Our days are spent carrying a rifle, reading the wind, and trying to walk in a line towards our standers who at the start of each drive are 1-mile away and not in sight.

We do this with the aid of a compass, watching the sun, and by doing crow calls.   There seems to be more deer the last few years but they like to run behind the drive and or into the wind. Because of logistics, we are not always able to place our standers upwind, and  it really ‘bites’ when a drive is completed and we hear several stories of deer running backwards or with the wind and where there might not be standers.

Something that is really cool about this gang is that we do our best, but no one gets upset if the deer do not go where they are supposed to, or if someone misses.  When someone misses, other hunters make some casual jokes, but everyone knows how easy it is to miss a running deer and the beauty of this season is that almost everyone missed.

At the end of each drive we drink water, consume food, and the elders plan the next drive and pick the standers and drivers. If you have filled a buck tag, you are an automatic driver, if you have not; you are on the every other drive system unless you are in poor health.

This year it seemed like we saw just as many coyotes as deer.
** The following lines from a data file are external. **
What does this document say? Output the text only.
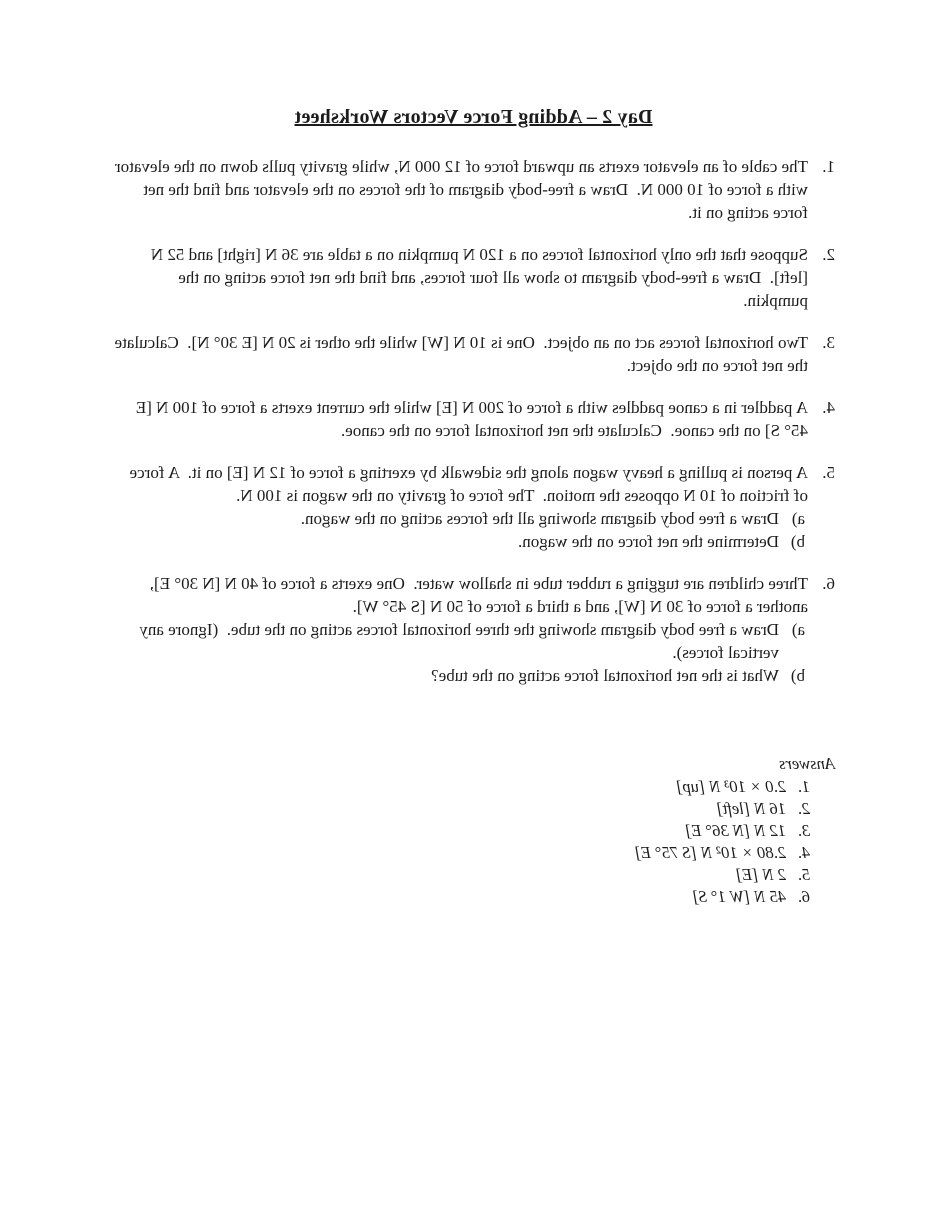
Day 2 – Adding Force Vectors Worksheet
1.
The cable of an elevator exerts an upward force of 12 000 N, while gravity pulls down on the elevator with a force of 10 000 N.  Draw a free-body diagram of the forces on the elevator and find the net force acting on it.
2.
Suppose that the only horizontal forces on a 120 N pumpkin on a table are 36 N [right] and 52 N [left].  Draw a free-body diagram to show all four forces, and find the net force acting on the pumpkin.
3.
Two horizontal forces act on an object.  One is 10 N [W] while the other is 20 N [E 30° N].  Calculate the net force on the object.
4.
A paddler in a canoe paddles with a force of 200 N [E] while the current exerts a force of 100 N [E 45° S] on the canoe.  Calculate the net horizontal force on the canoe.
5.
A person is pulling a heavy wagon along the sidewalk by exerting a force of 12 N [E] on it.  A force of friction of 10 N opposes the motion.  The force of gravity on the wagon is 100 N.
a)
Draw a free body diagram showing all the forces acting on the wagon.
b)
Determine the net force on the wagon.
6.
Three children are tugging a rubber tube in shallow water.  One exerts a force of 40 N [N 30° E], another a force of 30 N [W], and a third a force of 50 N [S 45° W].
a)
Draw a free body diagram showing the three horizontal forces acting on the tube.  (Ignore any vertical forces).
b)
What is the net horizontal force acting on the tube?
Answers
1.
2.0 × 10³ N [up]
2.
16 N [left]
3.
12 N [N 36° E]
4.
2.80 × 10² N [S 75° E]
5.
2 N [E]
6.
45 N [W 1° S]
On the second weekend of deer camp we found a dead 3-point buck, which would become a huge camp joke.   Ryan Moll, who is 25, tagged this buck as it was assumed it had only been dead a day or so (maybe a month) as it was not frozen.  When we got the buck to camp I took a whiff and it seemed to have a bit of an odor.  Ryans dad, Jeff Moll got kind of defensive and told me “don’t even go there” referring to the buck not smelling like our outhouse on day 9 of deer camp.   Naturally I listened to Mr. Moll and instantly named Ryan’s trophy “The Stinky Buck” The jokes about that deer did not stop.  Kind of like me leaving my truck window open all night next to the campfire and my new (2006) filling up with ash.

Everyday a different adult cooks for deer camp and that is the only day they have to cook.

This year, one of our elders did not make it to camp so Riley Schuster and Tim Rittmeyer, who used to just be a couple of little diaper fillers, bucked up and cooked a fine meal for our Friday night (with help from Allie)! This year, as always, the Red Brush Gang had a blast, received minimal amounts of sleep and there was a very somber mood as we took down our deer shack and stored it until next November.

Even if I am in an oxygen tent or have Alzheimer’s, or am filling my own diapers; I want to be here until my last breath!   Sunset.